Workshop on Intellectual Property Strategies – Startup Village, Kochi

The morning started off with the front page of the newspaper shouting out loud that it was a hartal (some politician had been murdered brutally). Bad news to begin the day with. So I moved on to the sports page when my mobile scheduler beeped – 1330 hrs: Attend Workshop on Intellectual Property Strategies at Startup Village!

Darn! I had almost forgotten.

So, after a client meeting scheduled in the morning that dragged on till noon, I, along with my friend Manu, reached the Kinfra campus of Startup Village at about 1430 hrs. An hour late!

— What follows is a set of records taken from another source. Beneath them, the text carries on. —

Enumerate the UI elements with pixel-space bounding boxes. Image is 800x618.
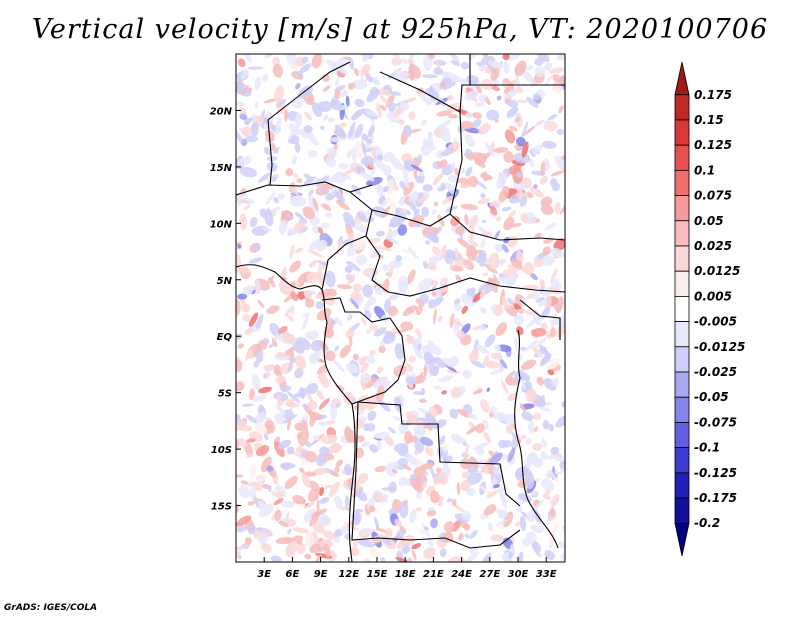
lon-tick-label: 27E — [479, 569, 500, 580]
colorbar-label: 0.025 — [694, 239, 732, 253]
colorbar-bin — [674, 472, 690, 499]
colorbar-label: -0.2 — [694, 516, 720, 530]
colorbar-label: 0.1 — [694, 163, 715, 177]
colorbar-bin — [674, 346, 690, 373]
colorbar-label: -0.025 — [694, 365, 737, 379]
colorbar-bin — [674, 94, 690, 121]
credit-label: GrADS: IGES/COLA — [4, 603, 98, 613]
map-title: Vertical velocity [m/s] at 925hPa, VT: 2… — [31, 14, 769, 45]
lon-tick-label: 9E — [314, 569, 328, 580]
colorbar-label: 0.125 — [694, 138, 732, 152]
colorbar-bottom-triangle — [674, 522, 690, 557]
colorbar-bin — [674, 422, 690, 449]
colorbar-label: -0.1 — [694, 441, 720, 455]
colorbar: 0.175 0.15 0.125 0.1 0.075 0.05 0.025 0.0125 0.0… — [674, 61, 745, 557]
lat-tick-label: EQ — [217, 332, 233, 343]
colorbar-label: 0.0125 — [694, 264, 740, 278]
colorbar-bin — [674, 497, 690, 524]
colorbar-label: 0.075 — [694, 189, 732, 203]
lon-tick-label: 24E — [451, 569, 472, 580]
colorbar-bin — [674, 270, 690, 297]
colorbar-label: 0.15 — [694, 113, 724, 127]
lon-tick-label: 6E — [286, 569, 300, 580]
colorbar-bin — [674, 119, 690, 146]
colorbar-bin — [674, 195, 690, 222]
colorbar-top-triangle — [674, 61, 690, 96]
colorbar-bin — [674, 245, 690, 272]
lon-tick-label: 30E — [508, 569, 529, 580]
country-borders — [236, 54, 565, 562]
colorbar-bin — [674, 396, 690, 423]
map-frame — [235, 53, 566, 563]
colorbar-bin — [674, 144, 690, 171]
colorbar-bin — [674, 371, 690, 398]
colorbar-bin — [674, 295, 690, 323]
lat-tick-label: 10N — [210, 219, 233, 230]
colorbar-label: -0.005 — [694, 315, 737, 329]
lat-tick-label: 5N — [217, 276, 233, 287]
colorbar-bin — [674, 447, 690, 474]
lon-tick-label: 33E — [536, 569, 557, 580]
lat-tick-label: 5S — [218, 389, 232, 400]
colorbar-label: -0.125 — [694, 466, 737, 480]
colorbar-bin — [674, 220, 690, 247]
lon-tick-label: 12E — [338, 569, 359, 580]
colorbar-label: -0.075 — [694, 415, 737, 429]
colorbar-label: 0.05 — [694, 214, 724, 228]
colorbar-label: -0.0125 — [694, 340, 745, 354]
lon-tick-label: 21E — [423, 569, 444, 580]
lat-tick-label: 10S — [211, 445, 232, 456]
lon-tick-label: 3E — [257, 569, 271, 580]
latitude-ticks: 20N 15N 10N 5N EQ 5S 10S 15S — [210, 106, 241, 513]
lat-tick-label: 15S — [211, 502, 232, 513]
velocity-field — [236, 54, 565, 562]
lat-tick-label: 20N — [210, 106, 233, 117]
lat-tick-label: 15N — [210, 163, 233, 174]
lon-tick-label: 15E — [367, 569, 388, 580]
colorbar-label: 0.005 — [694, 289, 732, 303]
colorbar-label: -0.05 — [694, 390, 729, 404]
lon-tick-label: 18E — [395, 569, 416, 580]
colorbar-bin — [674, 169, 690, 196]
colorbar-bin — [674, 321, 690, 348]
longitude-ticks: 3E 6E 9E 12E 15E 18E 21E 24E 27E 30E 33E — [257, 557, 557, 580]
colorbar-label: -0.175 — [694, 491, 737, 505]
colorbar-label: 0.175 — [694, 88, 732, 102]
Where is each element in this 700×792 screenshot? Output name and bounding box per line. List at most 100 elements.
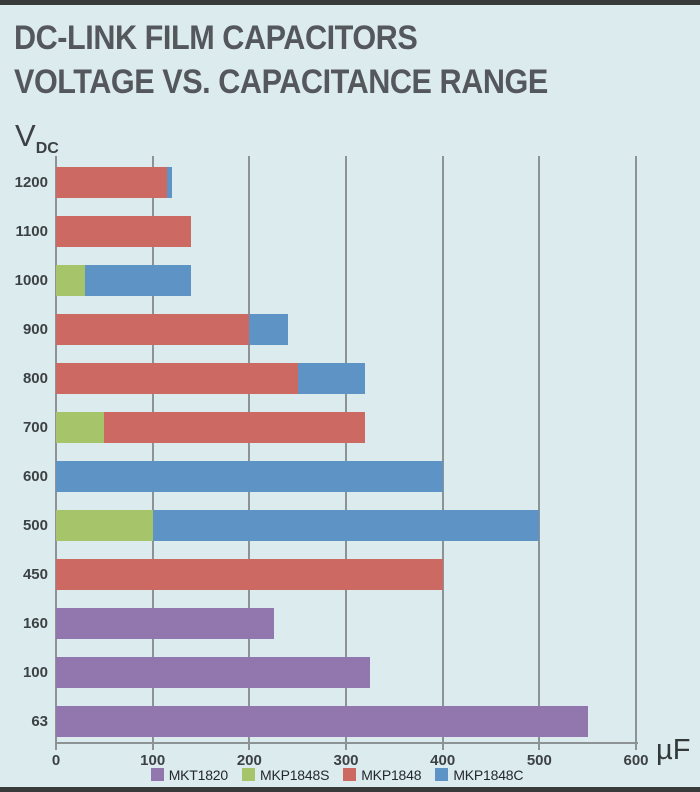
x-tick-label-300: 300 bbox=[333, 752, 359, 769]
bar-segment-mkt1820-63v bbox=[56, 706, 588, 737]
bar-segment-mkp1848c-1200v bbox=[167, 167, 172, 198]
legend: MKT1820 MKP1848S MKP1848 MKP1848C bbox=[0, 766, 674, 783]
y-tick-label-160: 160 bbox=[22, 615, 48, 632]
page-title: DC-LINK FILM CAPACITORS VOLTAGE VS. CAPA… bbox=[14, 16, 548, 104]
y-tick-label-100: 100 bbox=[22, 664, 48, 681]
gridline-100 bbox=[151, 156, 154, 744]
legend-label-mkp1848c: MKP1848C bbox=[453, 766, 524, 783]
bar-1100v bbox=[56, 216, 636, 247]
bar-segment-mkp1848s-1000v bbox=[56, 265, 85, 296]
page-title-line-1: DC-LINK FILM CAPACITORS bbox=[14, 19, 418, 57]
bar-segment-mkp1848s-500v bbox=[56, 510, 153, 541]
chart-row-160v bbox=[56, 597, 636, 646]
legend-item-mkp1848s: MKP1848S bbox=[241, 766, 330, 783]
bar-450v bbox=[56, 559, 636, 590]
bar-segment-mkp1848c-500v bbox=[152, 510, 540, 541]
chart-row-500v bbox=[56, 499, 636, 548]
page-title-line-2: VOLTAGE VS. CAPACITANCE RANGE bbox=[14, 63, 548, 101]
x-tick-mark-100 bbox=[151, 744, 154, 750]
x-axis-line bbox=[56, 742, 638, 744]
y-tick-label-450: 450 bbox=[22, 566, 48, 583]
legend-swatch-mkt1820 bbox=[150, 768, 164, 781]
legend-label-mkp1848: MKP1848 bbox=[361, 766, 422, 783]
chart-row-600v bbox=[56, 450, 636, 499]
x-tick-mark-300 bbox=[345, 744, 347, 750]
gridline-300 bbox=[345, 156, 347, 744]
x-tick-mark-200 bbox=[248, 744, 251, 750]
x-tick-mark-500 bbox=[538, 744, 541, 750]
y-tick-label-800: 800 bbox=[22, 370, 48, 387]
chart-row-100v bbox=[56, 646, 636, 695]
chart-row-900v bbox=[56, 303, 636, 352]
y-tick-label-1100: 1100 bbox=[15, 223, 48, 240]
y-tick-label-63: 63 bbox=[31, 713, 48, 730]
legend-item-mkt1820: MKT1820 bbox=[150, 766, 228, 783]
y-tick-label-700: 700 bbox=[22, 419, 48, 436]
chart-row-63v bbox=[56, 695, 636, 744]
y-axis-label-main: V bbox=[15, 118, 36, 153]
y-tick-label-1200: 1200 bbox=[14, 174, 48, 191]
x-tick-label-200: 200 bbox=[236, 752, 262, 769]
bar-segment-mkp1848-1100v bbox=[56, 216, 192, 247]
bar-segment-mkp1848-450v bbox=[56, 559, 443, 590]
bar-segment-mkp1848c-800v bbox=[297, 363, 366, 394]
y-axis-label: VDC bbox=[15, 120, 59, 164]
bar-segment-mkt1820-160v bbox=[56, 608, 274, 639]
legend-item-mkp1848: MKP1848 bbox=[343, 766, 422, 783]
x-tick-label-100: 100 bbox=[140, 752, 166, 769]
x-tick-label-500: 500 bbox=[526, 752, 552, 769]
chart-row-450v bbox=[56, 548, 636, 597]
bar-segment-mkp1848c-900v bbox=[249, 314, 288, 345]
plot-area: 0 100 200 300 400 500 600 bbox=[52, 156, 649, 769]
legend-label-mkt1820: MKT1820 bbox=[168, 766, 228, 783]
bar-segment-mkp1848c-600v bbox=[56, 461, 443, 492]
chart-row-1200v bbox=[56, 156, 636, 205]
y-tick-label-900: 900 bbox=[22, 321, 48, 338]
x-axis-unit-label: µF bbox=[656, 734, 691, 766]
bar-1200v bbox=[56, 167, 636, 198]
chart-row-800v bbox=[56, 352, 636, 401]
bar-500v bbox=[56, 510, 636, 541]
gridline-500 bbox=[538, 156, 541, 744]
y-tick-label-1000: 1000 bbox=[14, 272, 48, 289]
bar-segment-mkp1848-800v bbox=[56, 363, 298, 394]
legend-swatch-mkp1848 bbox=[343, 768, 357, 781]
x-tick-label-600: 600 bbox=[623, 752, 649, 769]
legend-swatch-mkp1848c bbox=[435, 768, 449, 781]
bar-1000v bbox=[56, 265, 636, 296]
x-tick-mark-0 bbox=[55, 744, 57, 750]
x-tick-label-0: 0 bbox=[51, 752, 61, 769]
top-border-strip bbox=[0, 0, 700, 5]
bar-segment-mkp1848-1200v bbox=[56, 167, 168, 198]
legend-label-mkp1848s: MKP1848S bbox=[259, 766, 330, 783]
x-tick-label-400: 400 bbox=[430, 752, 456, 769]
chart-row-700v bbox=[56, 401, 636, 450]
gridline-600 bbox=[635, 156, 637, 744]
y-tick-label-500: 500 bbox=[22, 517, 48, 534]
gridline-0 bbox=[55, 156, 57, 744]
bar-segment-mkp1848c-1000v bbox=[85, 265, 192, 296]
bar-700v bbox=[56, 412, 636, 443]
bottom-border-strip bbox=[0, 787, 700, 792]
x-tick-mark-400 bbox=[441, 744, 444, 750]
gridline-200 bbox=[248, 156, 251, 744]
chart-row-1100v bbox=[56, 205, 636, 254]
bar-segment-mkp1848-900v bbox=[56, 314, 250, 345]
bar-900v bbox=[56, 314, 636, 345]
chart-row-1000v bbox=[56, 254, 636, 303]
y-tick-label-600: 600 bbox=[22, 468, 48, 485]
bar-800v bbox=[56, 363, 636, 394]
bar-600v bbox=[56, 461, 636, 492]
gridline-400 bbox=[441, 156, 444, 744]
y-axis-label-subscript: DC bbox=[35, 140, 59, 157]
bar-100v bbox=[56, 657, 636, 688]
y-axis-tick-labels: 1200 1100 1000 900 800 700 600 500 450 160 100 63 bbox=[6, 156, 48, 744]
legend-item-mkp1848c: MKP1848C bbox=[435, 766, 524, 783]
bar-segment-mkp1848s-700v bbox=[56, 412, 105, 443]
x-tick-mark-600 bbox=[635, 744, 637, 750]
bar-160v bbox=[56, 608, 636, 639]
bar-segment-mkt1820-100v bbox=[56, 657, 371, 688]
legend-swatch-mkp1848s bbox=[241, 768, 255, 781]
bar-segment-mkp1848-700v bbox=[104, 412, 366, 443]
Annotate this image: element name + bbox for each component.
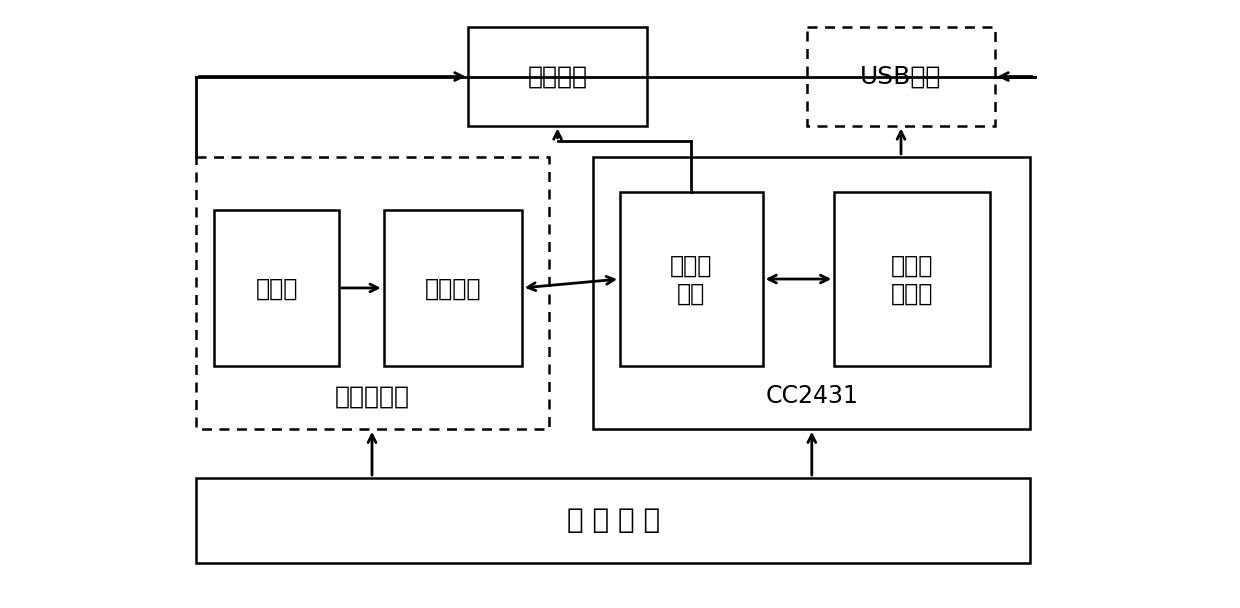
Text: 传感器: 传感器	[255, 277, 298, 300]
Text: 模数转换: 模数转换	[424, 277, 481, 300]
Bar	[593, 157, 1030, 429]
Text: 调试接口: 调试接口	[527, 64, 588, 89]
Text: 处理器
模块: 处理器 模块	[670, 254, 713, 305]
Bar	[215, 210, 339, 367]
Text: USB接口: USB接口	[861, 64, 941, 89]
Text: 电 源 模 块: 电 源 模 块	[567, 506, 660, 534]
Text: 无线通
信模块: 无线通 信模块	[892, 254, 934, 305]
Bar	[196, 157, 548, 429]
Bar	[835, 193, 991, 367]
Text: 传感器模块: 传感器模块	[335, 384, 410, 408]
Bar	[196, 478, 1030, 562]
Bar	[807, 27, 994, 126]
Bar	[383, 210, 522, 367]
Text: CC2431: CC2431	[765, 384, 858, 408]
Bar	[620, 193, 763, 367]
Bar	[469, 27, 647, 126]
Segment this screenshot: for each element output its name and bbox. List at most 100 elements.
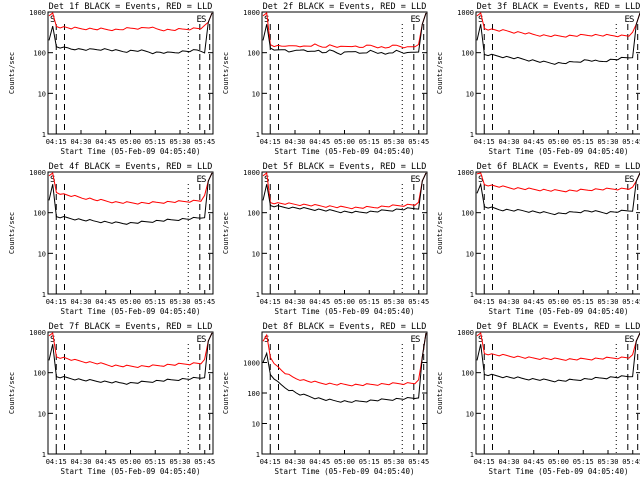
x-tick-label: 05:30 — [383, 458, 404, 466]
x-tick-label: 05:15 — [359, 298, 380, 306]
events-series-line — [48, 12, 213, 55]
lld-series-line — [262, 172, 427, 210]
y-tick-label: 100 — [247, 390, 260, 398]
x-tick-label: 05:45 — [622, 458, 640, 466]
y-tick-label: 10 — [252, 250, 260, 258]
y-tick-label: 1 — [470, 131, 474, 139]
y-tick-label: 10 — [466, 250, 474, 258]
panel-5: Det 5f BLACK = Events, RED = LLD Counts/s… — [222, 162, 429, 316]
x-axis-label: Start Time (05-Feb-09 04:05:40) — [275, 147, 415, 156]
x-tick-label: 05:30 — [597, 138, 618, 146]
y-axis-label: Counts/sec — [8, 212, 16, 254]
lld-series-line — [476, 172, 640, 193]
x-tick-label: 04:30 — [284, 458, 305, 466]
chart-title: Det 4f BLACK = Events, RED = LLD — [49, 162, 213, 172]
x-tick-label: 04:30 — [70, 458, 91, 466]
chart-title: Det 9f BLACK = Events, RED = LLD — [477, 322, 640, 332]
x-tick-label: 05:30 — [597, 298, 618, 306]
chart-title: Det 6f BLACK = Events, RED = LLD — [477, 162, 640, 172]
x-tick-label: 04:30 — [70, 298, 91, 306]
marker-e: E — [197, 335, 202, 345]
y-tick-label: 100 — [247, 50, 260, 58]
chart-title: Det 2f BLACK = Events, RED = LLD — [263, 2, 427, 12]
y-axis-label: Counts/sec — [222, 52, 230, 94]
x-tick-label: 05:30 — [597, 458, 618, 466]
y-axis-label: Counts/sec — [222, 372, 230, 414]
marker-s: S — [415, 15, 420, 25]
x-tick-label: 05:15 — [573, 458, 594, 466]
x-tick-label: 04:15 — [46, 298, 67, 306]
marker-s: S — [629, 335, 634, 345]
y-tick-label: 1 — [42, 291, 46, 299]
y-tick-label: 1000 — [457, 169, 474, 177]
y-axis-label: Counts/sec — [436, 372, 444, 414]
x-tick-label: 04:30 — [284, 138, 305, 146]
marker-s: S — [50, 175, 55, 185]
x-tick-label: 04:30 — [284, 298, 305, 306]
y-tick-label: 100 — [247, 210, 260, 218]
x-tick-label: 05:15 — [359, 138, 380, 146]
marker-e: E — [197, 175, 202, 185]
y-tick-label: 100 — [33, 370, 46, 378]
x-tick-label: 05:00 — [548, 298, 569, 306]
y-tick-label: 1000 — [243, 360, 260, 368]
y-tick-label: 10 — [38, 250, 46, 258]
x-tick-label: 05:45 — [194, 298, 215, 306]
x-tick-label: 05:30 — [169, 138, 190, 146]
x-axis-label: Start Time (05-Feb-09 04:05:40) — [61, 467, 201, 476]
x-tick-label: 04:15 — [260, 298, 281, 306]
x-tick-label: 05:00 — [120, 138, 141, 146]
chart-title: Det 1f BLACK = Events, RED = LLD — [49, 2, 213, 12]
x-tick-label: 05:15 — [145, 138, 166, 146]
x-tick-label: 04:15 — [474, 298, 495, 306]
x-axis-label: Start Time (05-Feb-09 04:05:40) — [275, 467, 415, 476]
x-tick-label: 04:15 — [474, 138, 495, 146]
y-tick-label: 1 — [42, 131, 46, 139]
plot-frame — [475, 331, 640, 455]
x-tick-label: 04:45 — [523, 458, 544, 466]
x-tick-label: 04:45 — [309, 458, 330, 466]
x-tick-label: 04:15 — [46, 138, 67, 146]
x-tick-label: 05:15 — [145, 458, 166, 466]
x-tick-label: 05:00 — [120, 458, 141, 466]
marker-s: S — [478, 335, 483, 345]
y-tick-label: 1 — [470, 291, 474, 299]
x-tick-label: 04:45 — [95, 298, 116, 306]
marker-s: S — [478, 15, 483, 25]
x-tick-label: 05:00 — [548, 138, 569, 146]
y-axis-label: Counts/sec — [222, 212, 230, 254]
chart-title: Det 5f BLACK = Events, RED = LLD — [263, 162, 427, 172]
x-axis-label: Start Time (05-Feb-09 04:05:40) — [275, 307, 415, 316]
x-axis-label: Start Time (05-Feb-09 04:05:40) — [61, 147, 201, 156]
events-series-line — [262, 12, 427, 56]
x-tick-label: 05:45 — [194, 458, 215, 466]
y-tick-label: 1000 — [457, 329, 474, 337]
y-tick-label: 10 — [38, 410, 46, 418]
y-tick-label: 1 — [256, 131, 260, 139]
chart-title: Det 7f BLACK = Events, RED = LLD — [49, 322, 213, 332]
x-tick-label: 05:15 — [359, 458, 380, 466]
y-tick-label: 10 — [466, 90, 474, 98]
y-tick-label: 1000 — [457, 9, 474, 17]
x-tick-label: 05:30 — [169, 458, 190, 466]
events-series-line — [476, 332, 640, 383]
y-tick-label: 1000 — [29, 329, 46, 337]
marker-s: S — [50, 15, 55, 25]
lld-series-line — [48, 12, 213, 32]
x-tick-label: 05:45 — [622, 298, 640, 306]
marker-s: S — [201, 335, 206, 345]
x-tick-label: 04:30 — [498, 458, 519, 466]
panel-9: Det 9f BLACK = Events, RED = LLD Counts/s… — [436, 322, 640, 476]
events-series-line — [48, 332, 213, 385]
marker-s: S — [264, 335, 269, 345]
marker-s: S — [478, 175, 483, 185]
x-tick-label: 05:30 — [383, 138, 404, 146]
marker-e: E — [411, 335, 416, 345]
x-tick-label: 04:45 — [309, 138, 330, 146]
events-series-line — [262, 172, 427, 214]
x-tick-label: 05:45 — [408, 298, 429, 306]
y-tick-label: 1 — [470, 451, 474, 459]
panel-3: Det 3f BLACK = Events, RED = LLD Counts/s… — [436, 2, 640, 156]
lld-series-line — [262, 12, 427, 49]
y-tick-label: 1000 — [243, 9, 260, 17]
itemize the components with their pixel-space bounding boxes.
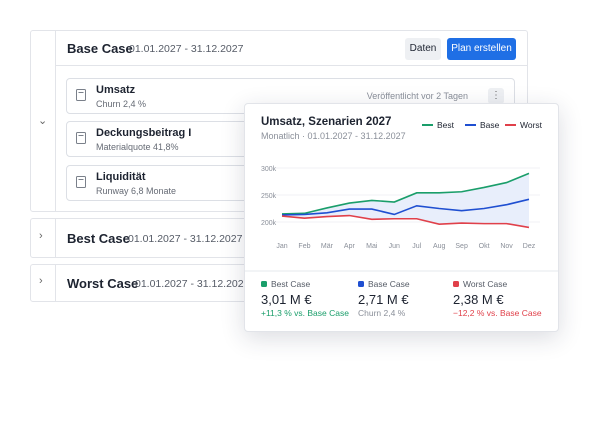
x-tick-label: Feb [298, 243, 310, 250]
x-tick-label: Apr [344, 243, 356, 250]
item-title: Umsatz [96, 84, 136, 96]
item-title: Liquidität [96, 171, 146, 183]
summary-value: 2,38 M € [453, 292, 504, 307]
summary-note: −12,2 % vs. Base Case [453, 308, 542, 318]
divider [55, 265, 56, 301]
scenario-dates: 01.01.2027 - 31.12.2027 [128, 233, 243, 245]
summary-dot [261, 281, 267, 287]
x-tick-label: Jul [412, 243, 421, 250]
x-tick-label: Sep [455, 243, 468, 250]
summary-label: Base Case [368, 279, 410, 289]
summary-label: Worst Case [463, 279, 508, 289]
x-tick-label: Jun [389, 243, 400, 250]
legend-label: Best [437, 120, 455, 130]
summary-dot [358, 281, 364, 287]
expand-toggle[interactable]: › [39, 230, 43, 242]
summary-note: +11,3 % vs. Base Case [261, 308, 349, 318]
chart-subtitle: Monatlich · 01.01.2027 - 31.12.2027 [261, 131, 406, 141]
legend-label: Base [480, 120, 500, 130]
chart-title: Umsatz, Szenarien 2027 [261, 116, 391, 128]
expand-toggle[interactable]: › [39, 275, 43, 287]
summary-label: Best Case [271, 279, 310, 289]
menu-button[interactable]: ⋮ [488, 88, 504, 104]
summary-value: 3,01 M € [261, 292, 312, 307]
panel-dates: 01.01.2027 - 31.12.2027 [129, 43, 244, 55]
panel-title: Base Case [67, 41, 133, 56]
series-line [281, 198, 530, 216]
calc-icon [76, 89, 86, 101]
series-line [281, 214, 530, 229]
x-tick-label: Mai [366, 243, 378, 250]
item-subtitle: Churn 2,4 % [96, 99, 147, 109]
divider [55, 219, 56, 257]
summary-dot [453, 281, 459, 287]
calc-icon [76, 176, 86, 188]
divider [55, 31, 56, 211]
summary-note: Churn 2,4 % [358, 308, 406, 318]
y-tick-label: 200k [261, 220, 277, 227]
x-tick-label: Aug [433, 243, 446, 250]
range-band [282, 173, 529, 228]
scenario-title: Worst Case [67, 276, 139, 291]
legend-label: Worst [520, 120, 543, 130]
scenario-title: Best Case [67, 231, 130, 246]
calc-icon [76, 132, 86, 144]
x-tick-label: Mär [321, 243, 334, 250]
y-tick-label: 300k [261, 166, 277, 173]
chart-card: Umsatz, Szenarien 2027 Monatlich · 01.01… [244, 103, 559, 332]
item-subtitle: Materialquote 41,8% [96, 142, 179, 152]
item-subtitle: Runway 6,8 Monate [96, 186, 177, 196]
chart: Umsatz, Szenarien 2027 Monatlich · 01.01… [245, 116, 558, 318]
item-title: Deckungsbeitrag I [96, 127, 192, 139]
item-status: Veröffentlicht vor 2 Tagen [366, 91, 468, 101]
collapse-toggle[interactable]: ⌄ [38, 115, 48, 127]
data-button[interactable]: Daten [405, 38, 441, 60]
x-tick-label: Nov [500, 243, 513, 250]
create-plan-button[interactable]: Plan erstellen [447, 38, 516, 60]
x-tick-label: Okt [479, 243, 490, 250]
scenario-dates: 01.01.2027 - 31.12.2027 [135, 278, 250, 290]
x-tick-label: Dez [523, 243, 536, 250]
series-line [281, 172, 530, 215]
x-tick-label: Jan [276, 243, 287, 250]
y-tick-label: 250k [261, 193, 277, 200]
divider [55, 65, 527, 66]
summary-value: 2,71 M € [358, 292, 409, 307]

Luckily, we were let in to attend the session. (Thanks guys!).

The first session was handled by Mr Dilip Kumar, Founder at Inolyst. He spoke about the differences between patent, trademark and copyright and the pros and cons of each. Shortly thereafter, the audience gathered was honored by the arrival of Mr P. H Kurian, IAS, Principal Secretary IT, the Chief Guest. He was welcomed on board by Sijo Kuruvilla George, CEO, Startup Village.


Kurian Sir first asked each and everyone of us present there to introduce ourselves and then smoothly moved on with the session. He spoke from his in-depth knowledge about the field and from his first hand experience as the Controller General of Patents, Trademarks and Designs. He explained to us using various examples about what are the implications that could be faced if patents are not applied for at the right time and the legalities involved.

After Kurian Sir’s session and before moving on to Dilip Sir’s session, we had a wonderful Tea Break. Wonderful, because the samosas felt like heaven for both of us who hadn’t had anything since morning 😀

Well. As we moved on to the next session, each of us started understanding in more detail about why an execution strategy is needed for creating valuable intellectual property. Dilip Sir explained to us further about the structured model involved in the lengthy process of patent registration and “WHY” exactly importance should be given to patent registration – not just for protection but also as a means of getting investors and revenue generation based business model.

This last session, which also happened to be the lengthiest session of the day, also covered the differences in patent filing aspects in India and abroad and also revealed some important facts for technology entrepreneurs like how in India we cannot file for a patent for a software per se.

As the day’s session ended and I left the building, one couldn’t help but feel awed at the awesomeness of the place. A place, that would house some of the budding minds and aspiring entrepreneurs of the present generation. Something which maybe, only another start-up entrepreneur would be able to appreciate.